Throughout his life and activism, Rustin was open about his homosexuality. He served 60 days in jail for just that in California from January 1953, but Rustin never let his identity stop him.
Rustin died of medical issues on August 24, 1987. His work was an integral part of the American Civil Rights Movement.
Romaine-la-Prophétesse (ca. 1750) was born Romaine Rivière in Santo Domingo around 1750. They were a free, black coffee plantation owner. Romaine was a religious figure, calling themself a prophetess, and with their followers, they burned various plantations when armed groups from Saint-Domingue gathered, freeing thousands of enslaved people in the process.
During the uprising, Romaine dressed as a woman, and they are speculated to have been transgender or genderfluid. They also spoke of possession of a female spirit, somewhat comparable to Vodou beliefs. In the past and today, Romaine transgresses conventional gender norms.
A better-known character on the list is actress Marlene Dietrich (27 December, 1901 – 6 May, 1992). In her 1930 film, Morocco, Dietrich plays a cabaret singer: while dressed in suit and tie, Dietrich provoked the world by kissing another woman – and simultaneously earning her the only Academy Award nomination of her career.

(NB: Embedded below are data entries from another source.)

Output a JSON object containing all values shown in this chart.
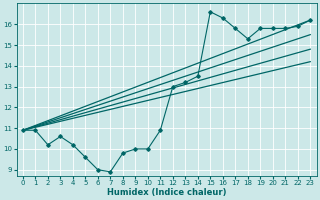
{
  "xlabel": "Humidex (Indice chaleur)",
  "bg_color": "#cce8e8",
  "grid_color": "#ffffff",
  "line_color": "#006666",
  "xlim": [
    -0.5,
    23.5
  ],
  "ylim": [
    8.7,
    17.0
  ],
  "xticks": [
    0,
    1,
    2,
    3,
    4,
    5,
    6,
    7,
    8,
    9,
    10,
    11,
    12,
    13,
    14,
    15,
    16,
    17,
    18,
    19,
    20,
    21,
    22,
    23
  ],
  "yticks": [
    9,
    10,
    11,
    12,
    13,
    14,
    15,
    16
  ],
  "jagged_x": [
    0,
    1,
    2,
    3,
    4,
    5,
    6,
    7,
    8,
    9,
    10,
    11,
    12,
    13,
    14,
    15,
    16,
    17,
    18,
    19,
    20,
    21,
    22,
    23
  ],
  "jagged_y": [
    10.9,
    10.9,
    10.2,
    10.6,
    10.2,
    9.6,
    9.0,
    8.9,
    9.8,
    10.0,
    10.0,
    10.9,
    13.0,
    13.2,
    13.5,
    16.6,
    16.3,
    15.8,
    15.3,
    15.8,
    15.8,
    15.8,
    15.9,
    16.2
  ],
  "trend1_x": [
    0,
    23
  ],
  "trend1_y": [
    10.9,
    16.2
  ],
  "trend2_x": [
    0,
    23
  ],
  "trend2_y": [
    10.9,
    15.5
  ],
  "trend3_x": [
    0,
    23
  ],
  "trend3_y": [
    10.9,
    14.8
  ],
  "trend4_x": [
    0,
    23
  ],
  "trend4_y": [
    10.9,
    14.2
  ]
}
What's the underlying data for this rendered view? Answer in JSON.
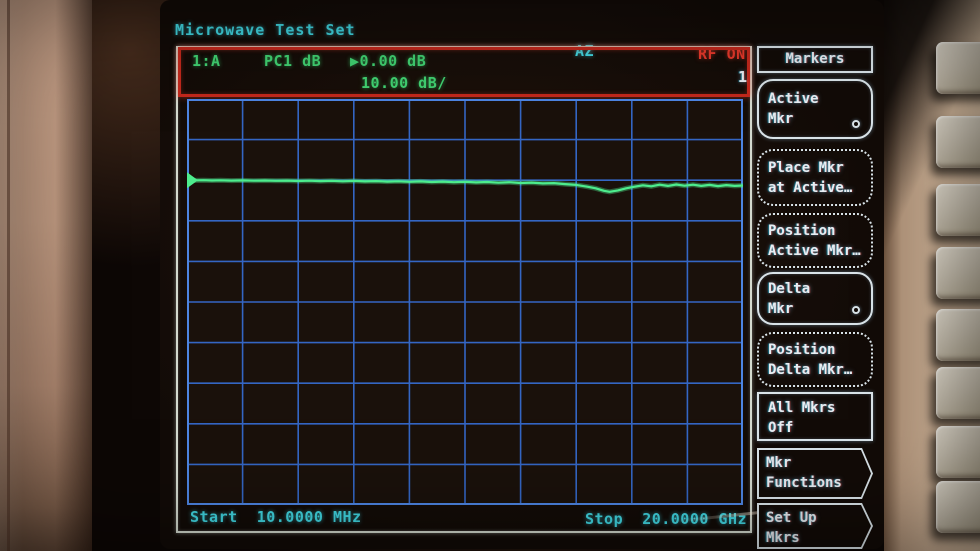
{
  "screen": {
    "title": "Microwave Test Set",
    "status_center": "AZ",
    "status_right": "RF ON",
    "annotation": {
      "channel": "1:A",
      "mode": "PC1 dB",
      "ref_marker": "▶",
      "ref_value": "0.00 dB",
      "scale": "10.00 dB/"
    },
    "trace_number": "1",
    "start_label": "Start",
    "start_value": "10.0000 MHz",
    "stop_label": "Stop",
    "stop_value": "20.0000 GHz"
  },
  "menu": {
    "title": "Markers",
    "buttons": [
      {
        "line1": "Active",
        "line2": "Mkr"
      },
      {
        "line1": "Place Mkr",
        "line2": "at Active…"
      },
      {
        "line1": "Position",
        "line2": "Active Mkr…"
      },
      {
        "line1": "Delta",
        "line2": "Mkr"
      },
      {
        "line1": "Position",
        "line2": "Delta Mkr…"
      },
      {
        "line1": "All Mkrs",
        "line2": "Off"
      },
      {
        "line1": "Mkr",
        "line2": "Functions"
      },
      {
        "line1": "Set Up",
        "line2": "Mkrs"
      }
    ]
  },
  "colors": {
    "grid_line": "#3466c4",
    "grid_border": "#4d85e2",
    "trace": "#4ded8d",
    "annotation_box": "#c2281c",
    "frame": "#d4dacf",
    "cyan_text": "#41d7e2",
    "red_text": "#e8392c",
    "green_text": "#41d171"
  },
  "chart_data": {
    "type": "line",
    "title": "Microwave Test Set",
    "xlabel_start": "Start 10.0000 MHz",
    "xlabel_stop": "Stop 20.0000 GHz",
    "x_range_hz": [
      10000000,
      20000000000
    ],
    "ref_level_db": 0.0,
    "scale_db_per_div": 10.0,
    "ref_position_divs_from_top": 2,
    "grid_divisions": {
      "x": 10,
      "y": 10
    },
    "legend": "channel 1:A, PC1 dB, RF ON",
    "series": [
      {
        "name": "1:A",
        "points_x_fraction_db": [
          [
            0.0,
            0.0
          ],
          [
            0.015,
            -0.04
          ],
          [
            0.03,
            0.01
          ],
          [
            0.045,
            -0.07
          ],
          [
            0.06,
            -0.02
          ],
          [
            0.08,
            -0.1
          ],
          [
            0.1,
            -0.05
          ],
          [
            0.12,
            -0.13
          ],
          [
            0.14,
            -0.07
          ],
          [
            0.16,
            -0.16
          ],
          [
            0.18,
            -0.1
          ],
          [
            0.2,
            -0.2
          ],
          [
            0.22,
            -0.12
          ],
          [
            0.24,
            -0.22
          ],
          [
            0.26,
            -0.15
          ],
          [
            0.28,
            -0.26
          ],
          [
            0.3,
            -0.18
          ],
          [
            0.32,
            -0.3
          ],
          [
            0.34,
            -0.22
          ],
          [
            0.36,
            -0.34
          ],
          [
            0.38,
            -0.26
          ],
          [
            0.4,
            -0.4
          ],
          [
            0.42,
            -0.3
          ],
          [
            0.44,
            -0.45
          ],
          [
            0.46,
            -0.35
          ],
          [
            0.48,
            -0.5
          ],
          [
            0.5,
            -0.4
          ],
          [
            0.52,
            -0.55
          ],
          [
            0.54,
            -0.45
          ],
          [
            0.56,
            -0.62
          ],
          [
            0.58,
            -0.5
          ],
          [
            0.6,
            -0.7
          ],
          [
            0.62,
            -0.6
          ],
          [
            0.64,
            -0.8
          ],
          [
            0.66,
            -0.72
          ],
          [
            0.68,
            -0.95
          ],
          [
            0.7,
            -1.15
          ],
          [
            0.72,
            -1.6
          ],
          [
            0.735,
            -2.0
          ],
          [
            0.75,
            -2.6
          ],
          [
            0.76,
            -2.85
          ],
          [
            0.775,
            -2.5
          ],
          [
            0.79,
            -2.0
          ],
          [
            0.805,
            -1.6
          ],
          [
            0.82,
            -1.25
          ],
          [
            0.835,
            -1.5
          ],
          [
            0.85,
            -1.1
          ],
          [
            0.865,
            -1.4
          ],
          [
            0.88,
            -1.05
          ],
          [
            0.895,
            -1.35
          ],
          [
            0.91,
            -1.1
          ],
          [
            0.925,
            -1.4
          ],
          [
            0.94,
            -1.15
          ],
          [
            0.955,
            -1.45
          ],
          [
            0.97,
            -1.2
          ],
          [
            0.985,
            -1.4
          ],
          [
            1.0,
            -1.3
          ]
        ]
      }
    ]
  }
}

Dietrich was a part of what she called her sewing circle, an underground society of closeted lesbian and bisexual film actresses of old Hollywood. Throughout her lifetime, Dietrich had lovers of multiple genders at various times and is today considered a bisexual icon.
Perhaps not the most well-known historical figure, at least in the West, Ashikaga Yoshimitsu (25 September, 1358 – 31 May, 1408) was the 4th shogun of the Ashikaga shogunate in the Japanese Muromachi period. Being a political and military leader, Yoshimitsu also maintained contact with the Japanese Zen community and was a great supporter of theater.
His adoration towards theater also fell upon the beautiful and young Noh actor, Zeami. Yoshimitsu made Zeami the favorite of his affection, which in shogun Japan quite often referred to a homosexual relationship, not uncommon at the time.
King James VI and I
King James VI and I (19 June, 1566 – 27 March, 1625) ruled multiple parts of what is now Great Britain. He is best known for commissioning the King James Bible, the first complete translation of the Bible from Greek to English, but was also known to give titles to his male lovers.
Amongst these are George Villiers. King James VI and I not only knighted Villiers, but made him an earl and later Duke of Buckingham. Villiers wrote to the king: “I naturally so love your person, and adore all your other parts, which are more than ever one man had.”
Being the first female writer to ever receive the Nobel Prize in Literature is impressive in and of itself, but it being in 1909 makes Swedish Selma Lagerlöf (20 November, 1858 – 16 March, 1940) that much more impressive.
Lagerlöf met her lover, the Jewish writer Sophie Elkan, in 1894. The two of them were together until Elkan’s passing in 1921. Lagerlöf’s letters to Elkan were published in the 1992 book Du lär mig att bli fri (translation: “You teach me to be free.”).
Lagerlöf’s image featured the 1991 Swedish 20 kronor as the first-ever woman.